De la noisette dans l’imaginaire allemand

Une itinérance germanique de Patrick DESAINT

La noisette – avec son arbre, le coudrier – a joué un très grand rôle dans la symbolique des peuples germaniques. Tout commence aux temps origines, où Iduna, déesse de la vie et de la fertilité chez les tribus proches de la Baltique, est libérée par Loki, dieu de la malice et de l’illusion qui a pris pour l’occasion l’aspect d’un faucon. Pour réussir cet exploit, il a transformé la belle…en noisette, bien plus facile à emporter entre ses griffes ! Une vieille croyance nordique donne au coudrier des capacités de fécondation remarquables.

Ne croyez surtout pas que c’est une légende qui n’a plus cours ! C’est toujours en vigueur puisqu’une coutume de la ville de Hanovre fait que les témoins et invités à un mariage crient encore, au passage des jeunes mariés : « Hazelnut ! Hazelnut ! » (Noisette ! Noisette !). Et chacun d’attendre, avec une impatience un peu coquine, le troisième jours des noces : celui où la jeune mariée s’affichera à la fenêtre du logis pour distribuer… des noisettes ! Signe que l’union…a bien été consommée ! L’expression allemande, un peu grivoise je vous l’accorde, « Casser des noisettes » signifie toujours… avoir une bonne fortune ! Nos cousins polonais ne sont pas en reste. Une vieille chronique – du temps où le royaume allait jusqu’en Petite Russie (l’actuelle Ukraine) mentionne une tradition du même genre. Au cours du repas de noces, la belle-mère jetait sur la tête de son nouveau gendre, des noisettes et de l’avoine, en incantation à une fertilité tous azimuts.
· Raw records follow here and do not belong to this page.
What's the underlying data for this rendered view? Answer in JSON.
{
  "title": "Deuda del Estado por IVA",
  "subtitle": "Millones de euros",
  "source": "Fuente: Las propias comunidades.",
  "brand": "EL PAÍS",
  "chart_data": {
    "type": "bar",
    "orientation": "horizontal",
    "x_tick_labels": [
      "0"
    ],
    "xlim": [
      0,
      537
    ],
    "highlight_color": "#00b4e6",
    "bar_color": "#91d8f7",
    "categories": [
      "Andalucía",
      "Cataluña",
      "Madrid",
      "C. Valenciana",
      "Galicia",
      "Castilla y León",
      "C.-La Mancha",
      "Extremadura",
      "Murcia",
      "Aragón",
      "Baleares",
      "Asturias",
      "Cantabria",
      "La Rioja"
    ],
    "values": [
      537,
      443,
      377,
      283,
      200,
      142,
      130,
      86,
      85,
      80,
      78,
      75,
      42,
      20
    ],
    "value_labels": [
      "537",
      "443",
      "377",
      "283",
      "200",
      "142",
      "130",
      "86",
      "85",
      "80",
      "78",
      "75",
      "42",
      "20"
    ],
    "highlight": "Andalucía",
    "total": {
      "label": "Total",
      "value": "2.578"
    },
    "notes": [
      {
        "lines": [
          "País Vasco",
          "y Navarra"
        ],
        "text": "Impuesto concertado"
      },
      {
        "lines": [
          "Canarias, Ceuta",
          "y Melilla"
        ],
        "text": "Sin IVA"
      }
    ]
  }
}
Le coudrier, cet arbre de la fertilité, est parfois devenu celui de la débauche, de l’incontinence et de la luxure. C’est pourquoi de nombreux chants folkloriques allemands l’opposent au sapin, arbre de la constance. Les vieux grimoires allemands du Moyen Âge mentionnent très souvent la même nature de la baguette de coudrier, indispensable au sourcier comme au chercheur d’or. Cherchez une image, hauteur braguette ! La baguette de bois rigide… plonge dans le ventre nourricier de la terre mère, la féconde alors et fait paraître… l’eau et les métaux ! La chrétienté a repris de beaux restes païens !

De la dépravation des mœurs à la diablerie, il n’y a qu’une volée de balais maléfiques. Et, toujours et seulement, les femmes en cause. Un exemple, presque au hasard. En Hesse, les minutes d’un procès en sorcellerie – en Allemagne ils furent les plus nombreux d’Europe – indiquent qu’en 1596, pendant la nuit de Walpurgis, une sorcière avait battu une vache avec la baguette du Diable… et obtenu du lait toute l’année.

Diables de femmes ! Mais pourquoi donc les hommes y succombent ils encore ? Pour la précédente, il faut y voir -encore une fois ? – la main de la perfide et prude Albion puisque Walpurge… était une religieuse anglaise du Devon (VIII ème siècle), partie évangéliser la rude et envoûtante Germanie.